Un atlas pour mieux soigner le cancer de la prostate

Ce projet achevé du PNR 79 donne la première réponse systématique à une question fondamentale en recherche oncologique, et fournit un outil en ligne gratuit aux scientifiques qui travaillent sur le cancer de la prostate.
Le projet de Jean-Philippe Theurillat de l’Université de la Suisse italienne est le premier projet du PNR 79 à avoir conclu sa phase de recherche. Il permet de mesurer de manière systématique l’adéquation de différents modèles de laboratoire avec les tumeurs de vrais patients. « La situation est difficile pour les scientifiques », explique Jean-Philippe Theurillat, « du fait du manque de données, le choix d’un modèle cellulaire relève plus de la profession de foi que d’une décision dûment informée ». C’est là qu’intervient son équipe.

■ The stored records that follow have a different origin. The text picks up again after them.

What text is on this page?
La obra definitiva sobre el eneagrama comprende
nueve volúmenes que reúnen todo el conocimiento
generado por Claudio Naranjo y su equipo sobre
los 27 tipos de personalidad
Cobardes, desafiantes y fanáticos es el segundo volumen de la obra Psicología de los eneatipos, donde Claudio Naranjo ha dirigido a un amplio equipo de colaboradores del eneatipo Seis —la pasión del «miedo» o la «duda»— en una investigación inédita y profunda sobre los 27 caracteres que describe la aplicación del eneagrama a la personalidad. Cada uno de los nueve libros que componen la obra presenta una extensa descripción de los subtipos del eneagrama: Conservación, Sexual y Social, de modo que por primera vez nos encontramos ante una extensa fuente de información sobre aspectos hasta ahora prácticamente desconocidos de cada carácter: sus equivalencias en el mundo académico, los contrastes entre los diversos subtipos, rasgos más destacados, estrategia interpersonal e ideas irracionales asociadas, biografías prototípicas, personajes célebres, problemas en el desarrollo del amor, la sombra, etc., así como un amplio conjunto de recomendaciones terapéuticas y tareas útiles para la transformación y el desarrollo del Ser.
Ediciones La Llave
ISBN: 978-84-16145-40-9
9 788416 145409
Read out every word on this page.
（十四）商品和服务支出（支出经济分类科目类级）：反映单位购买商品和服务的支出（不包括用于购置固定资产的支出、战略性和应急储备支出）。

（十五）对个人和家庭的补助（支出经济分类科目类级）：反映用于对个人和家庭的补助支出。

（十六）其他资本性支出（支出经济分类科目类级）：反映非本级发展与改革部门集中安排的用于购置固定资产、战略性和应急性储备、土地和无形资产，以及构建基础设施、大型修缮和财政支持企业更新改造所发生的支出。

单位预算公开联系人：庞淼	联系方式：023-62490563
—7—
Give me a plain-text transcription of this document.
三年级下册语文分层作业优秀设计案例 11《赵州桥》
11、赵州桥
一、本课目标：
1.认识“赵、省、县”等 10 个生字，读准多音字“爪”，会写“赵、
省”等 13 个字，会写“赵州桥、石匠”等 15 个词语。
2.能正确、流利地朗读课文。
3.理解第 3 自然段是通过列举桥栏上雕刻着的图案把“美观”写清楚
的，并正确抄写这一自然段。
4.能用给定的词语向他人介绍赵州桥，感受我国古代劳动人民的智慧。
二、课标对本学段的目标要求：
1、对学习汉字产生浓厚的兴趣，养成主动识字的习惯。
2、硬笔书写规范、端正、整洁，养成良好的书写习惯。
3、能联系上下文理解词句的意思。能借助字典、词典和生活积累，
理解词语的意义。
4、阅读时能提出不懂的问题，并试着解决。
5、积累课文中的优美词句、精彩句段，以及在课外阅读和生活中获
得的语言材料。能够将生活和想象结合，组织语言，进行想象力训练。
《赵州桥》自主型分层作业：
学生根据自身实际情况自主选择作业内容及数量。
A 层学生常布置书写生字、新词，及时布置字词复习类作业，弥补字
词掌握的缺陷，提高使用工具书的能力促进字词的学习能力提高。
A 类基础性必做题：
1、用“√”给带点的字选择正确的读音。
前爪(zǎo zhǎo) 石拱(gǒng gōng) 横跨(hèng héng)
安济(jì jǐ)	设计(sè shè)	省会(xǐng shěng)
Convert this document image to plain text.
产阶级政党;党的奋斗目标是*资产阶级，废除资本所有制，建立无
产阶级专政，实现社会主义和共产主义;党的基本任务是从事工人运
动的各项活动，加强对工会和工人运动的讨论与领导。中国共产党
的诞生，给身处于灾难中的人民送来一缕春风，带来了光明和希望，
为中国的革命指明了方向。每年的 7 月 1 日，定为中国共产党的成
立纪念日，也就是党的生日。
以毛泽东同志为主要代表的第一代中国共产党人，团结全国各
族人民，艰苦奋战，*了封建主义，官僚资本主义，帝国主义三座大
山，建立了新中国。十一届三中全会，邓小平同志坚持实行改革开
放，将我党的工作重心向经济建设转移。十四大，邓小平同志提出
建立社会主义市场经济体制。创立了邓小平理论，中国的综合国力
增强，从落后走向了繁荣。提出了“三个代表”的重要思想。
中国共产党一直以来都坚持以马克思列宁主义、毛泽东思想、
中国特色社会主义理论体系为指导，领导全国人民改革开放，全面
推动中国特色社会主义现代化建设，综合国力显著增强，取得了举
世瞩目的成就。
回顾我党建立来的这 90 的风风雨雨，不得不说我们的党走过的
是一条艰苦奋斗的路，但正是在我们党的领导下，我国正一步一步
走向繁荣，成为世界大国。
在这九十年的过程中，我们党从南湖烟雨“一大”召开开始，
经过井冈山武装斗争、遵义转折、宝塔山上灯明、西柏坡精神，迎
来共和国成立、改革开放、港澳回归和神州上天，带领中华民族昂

Peu de comparaisons malgré des décennies passées à développer des modèles
Au cours des dernières décennies, une myriade de méthodes différentes ont été développées pour cultiver des cellules humaines en laboratoire, dans l’espoir de réduire ou de remplacer les expériences menées sur des animaux. Ces dernières années, les cultures dites d’organoïdes (de petites structures cellulaires en trois dimensions) ont été largement encouragées car on considère qu’il s’agit de la méthode la plus avancée. Toutefois, aucune de ces approches n’a été comparée de façon systématique à des tumeurs humaines réelles. Dans une large mesure, les chercheur·euses choisissent ainsi les modèles de laboratoire par habitude ou sur la base de suppositions plutôt que de s’appuyer sur des données robustes.
L’expression des gènes comme point de repère
L’équipe de recherche comble cette lacune. Par le biais du profilage de l’expression génique, une méthode qui identifie les gènes actifs dans une cellule, elle a comparé des cellules cancéreuses de la prostate cultivées dans différentes conditions de laboratoire à des échantillons de tumeurs prélevés sur de vrais patients. Les chercheur·euses ont ensuite utilisé l’intelligence artificielle pour déterminer les conditions de laboratoire qui correspondaient le mieux aux procédés à l’œuvre dans les tumeurs humaines. Pendant tout le processus, l’équipe a donné la priorité à des protocoles économiques et réalistes convenant à un usage quotidien en laboratoire.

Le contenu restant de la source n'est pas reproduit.